Looking for What's Not There


This column asks the all-important question, "What isn't there that should be?" The same idea for spotting black holes also applies to spotting "holes in designs and requirements." For example, there are often connections between the quantity of bugs filed against an area and whether the area is thoroughly tested. There can also be holes in what KIND of bugs have been reported. Hendrickson lays out the territory for the search and goes on to suggest how to "look for where there's a lot of nothing."

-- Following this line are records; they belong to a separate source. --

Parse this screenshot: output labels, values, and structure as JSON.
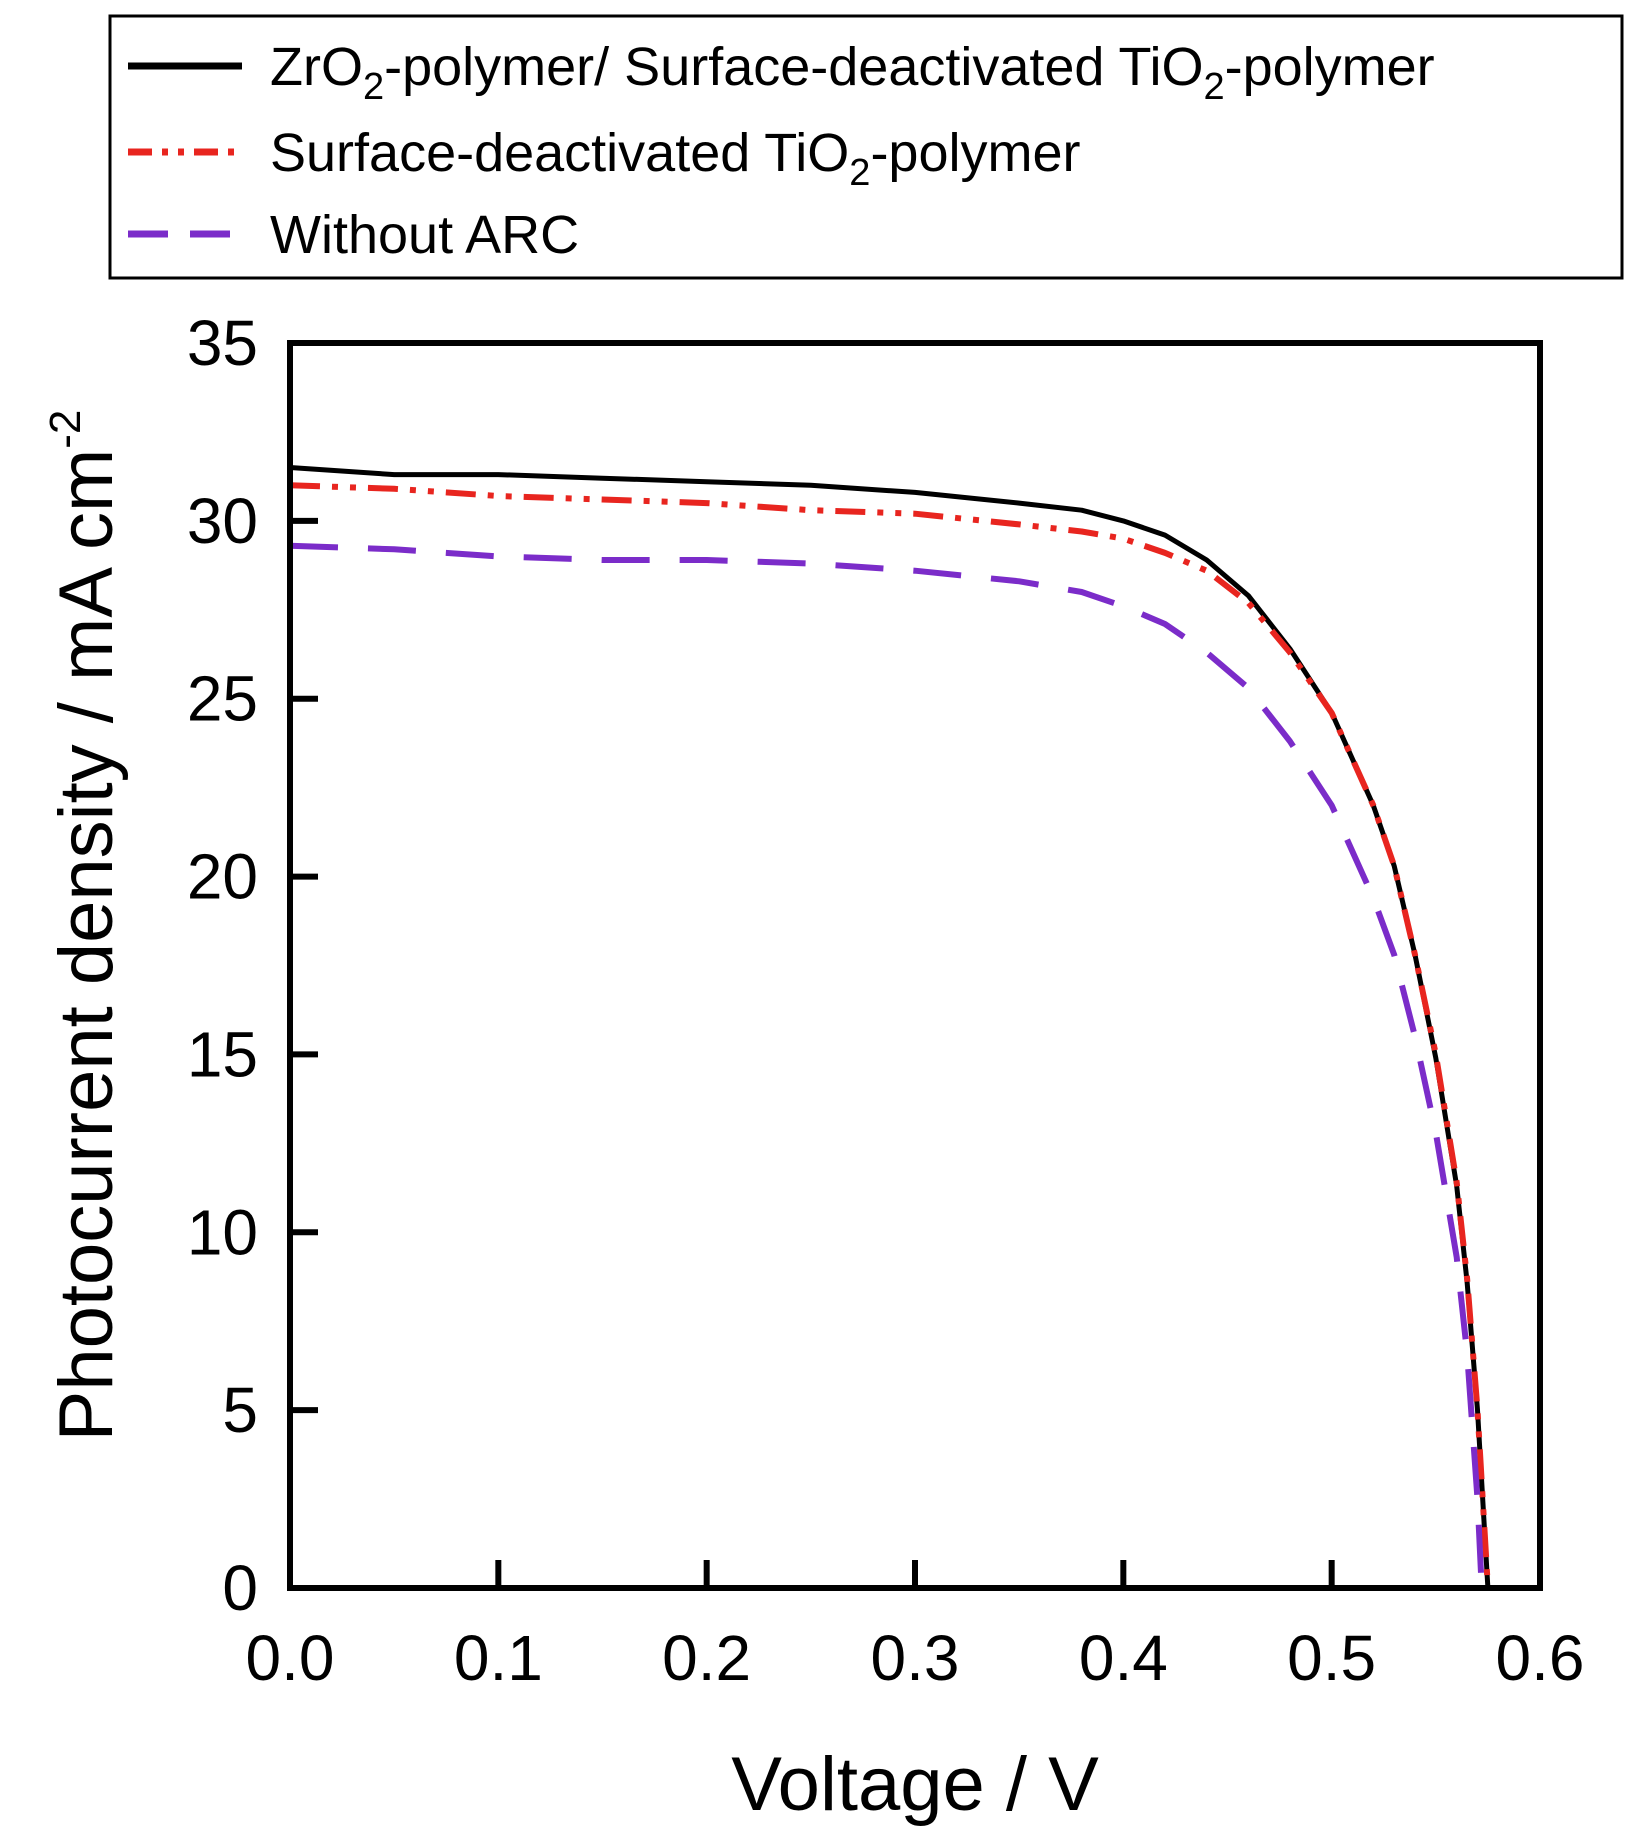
{
  "chart_data": {
    "type": "line",
    "xlabel": "Voltage / V",
    "ylabel": "Photocurrent density / mA cm",
    "ylabel_superscript": "-2",
    "xlim": [
      0.0,
      0.6
    ],
    "ylim": [
      0,
      35
    ],
    "xticks": [
      "0.0",
      "0.1",
      "0.2",
      "0.3",
      "0.4",
      "0.5",
      "0.6"
    ],
    "yticks": [
      "0",
      "5",
      "10",
      "15",
      "20",
      "25",
      "30",
      "35"
    ],
    "legend_position": "top",
    "series": [
      {
        "name": "ZrO2-polymer/ Surface-deactivated TiO2-polymer",
        "label_parts": [
          [
            "ZrO",
            false
          ],
          [
            "2",
            true
          ],
          [
            "-polymer/ Surface-deactivated TiO",
            false
          ],
          [
            "2",
            true
          ],
          [
            "-polymer",
            false
          ]
        ],
        "color": "#000000",
        "style": "solid",
        "x": [
          0.0,
          0.05,
          0.1,
          0.15,
          0.2,
          0.25,
          0.3,
          0.35,
          0.38,
          0.4,
          0.42,
          0.44,
          0.46,
          0.48,
          0.5,
          0.52,
          0.53,
          0.54,
          0.55,
          0.56,
          0.565,
          0.57,
          0.575
        ],
        "y": [
          31.5,
          31.3,
          31.3,
          31.2,
          31.1,
          31.0,
          30.8,
          30.5,
          30.3,
          30.0,
          29.6,
          28.9,
          27.9,
          26.4,
          24.6,
          22.0,
          20.3,
          17.8,
          14.9,
          11.3,
          8.6,
          5.0,
          0.0
        ]
      },
      {
        "name": "Surface-deactivated TiO2-polymer",
        "label_parts": [
          [
            "Surface-deactivated TiO",
            false
          ],
          [
            "2",
            true
          ],
          [
            "-polymer",
            false
          ]
        ],
        "color": "#e8251f",
        "style": "dash-dot-dot",
        "x": [
          0.0,
          0.05,
          0.1,
          0.15,
          0.2,
          0.25,
          0.3,
          0.35,
          0.38,
          0.4,
          0.42,
          0.44,
          0.46,
          0.48,
          0.5,
          0.52,
          0.53,
          0.54,
          0.55,
          0.56,
          0.565,
          0.57,
          0.575
        ],
        "y": [
          31.0,
          30.9,
          30.7,
          30.6,
          30.5,
          30.3,
          30.2,
          29.9,
          29.7,
          29.5,
          29.1,
          28.6,
          27.7,
          26.3,
          24.6,
          22.0,
          20.3,
          17.8,
          15.0,
          11.4,
          8.7,
          5.0,
          0.0
        ]
      },
      {
        "name": "Without ARC",
        "label_parts": [
          [
            "Without ARC",
            false
          ]
        ],
        "color": "#7b2cc9",
        "style": "dashed",
        "x": [
          0.0,
          0.05,
          0.1,
          0.15,
          0.2,
          0.25,
          0.3,
          0.35,
          0.38,
          0.4,
          0.42,
          0.44,
          0.46,
          0.48,
          0.5,
          0.52,
          0.53,
          0.54,
          0.55,
          0.56,
          0.565,
          0.57,
          0.572
        ],
        "y": [
          29.3,
          29.2,
          29.0,
          28.9,
          28.9,
          28.8,
          28.6,
          28.3,
          28.0,
          27.6,
          27.1,
          26.3,
          25.3,
          23.8,
          22.0,
          19.4,
          17.8,
          15.5,
          12.8,
          9.3,
          6.6,
          2.5,
          0.0
        ]
      }
    ]
  }
}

"Dad, how do they find black holes?" I asked this question many years ago while walking with my father on a clear winter night, admiring the stars. Dad looked down at me, hands stuffed into his pockets, our breath visible in the cold air, and smiled. "Well, kiddo, since they can't see what's not there, they look for where there's a lot of nothing."

The idea stuck: find something by watching for nothing. It's how I look for holes in designs and requirements. If nothing in the design says anything about security, no one is thinking about it yet. If there are no requirements from a given stakeholder, chances are that stakeholder has not been represented in the requirements process.

It's also one way that I monitor the testing effort. If an area has no bugs filed against it, it's an indication that it hasn't been tested. Of course, just because a lot of bugs have been filed about a given area doesn't mean that it is well tested. So I also look at the kinds of bugs that have been filed. Do they get to the heart of the functionality or are they all superficial? Do any bugs involve bad input data, buffer overruns, or long path names? I'm looking for an indication that there's a hole in our testing—kinds of bugs that haven't been filed yet.

Looking for the absence of information isn't easy. You have to know what you expect to see before you can notice that it is missing. That means that you need a mental list of bug categories you might expect to find in the software under test: simultaneous user problems, data corruption bugs, timing issues, etc. Your list depends on what your software does.

You also need to know, in detail, what has already been seen. If you survey the bugs that have been found to date—reading them rather than counting—you can look for patterns in the testing that led to finding the bugs. Just counting isn't enough. What's missing doesn't always fit neatly into a drop down list in the bug tracking system.

As the project progresses, looking for patterns of missing bugs becomes more difficult. The more bugs that have been filed, the more difficult it is to spot the areas with a dearth of bugs. And yet this is the time when it is critical. You're almost done. Soon, someone along Executive Row will start asking why you haven't shipped yet. The next thing you know, the software is released and/or posted to the Web. That's not the time to find out that no one tried searching the catalog in two different Web browsers simultaneously.

One way to look for testing holes is to tabulate bugs on a matrix as they're filed in the bug tracking system. Along one side, divide the software under test into areas. Then list categories of tests that apply to all areas along the top. For example, if you are testing an editing program, the areas along the side might include Draw Tool, Text Tool, Insert Picture, Printing, etc.

Categories along the top might include Undo, Drag and Drop, International Characters, Low Memory, etc. You could have as few as ten items per side, or as many as thirty. (Too few cells in your matrix and you won't get the information you need; too many and your matrix will become unwieldy.) Every time someone files a bug, put a tick mark in the appropriate box in your matrix. You're looking for boxes with no tick marks.

This matrix is a lightweight tool for your own use in spotting black holes. Don't try to put too much information in each cell. Even trying to squeeze in the bug number might be too much. If you try to track any more information than a single tick mark, keeping the matrix up to date will become onerous and you probably won't do it. If you just use tick marks to count bugs in cells, five or ten minutes a day of reading through bugs and marking off cells will be enough.

Months into the project, you'll have a map that shows you bug counts by areas of the software and categories of tests. Now you can find the holes. An added bonus: When the project is over, the matrix can also provide information about weak areas on the software so those areas can be improved in future projects. Did every feature have problems with boundary values? Perhaps the software needs more error checking in general.

Finding something by watching for nothing is difficult and time consuming—but worth the effort. The areas where we left unfilled holes are the ones that will cause us to run around with our pants on fire, desperately trying to ship a patch to an irate customer whose system blew up on upgrade, or frantically posting a new Web site that works with different browsers. So look carefully—what isn't there that should be?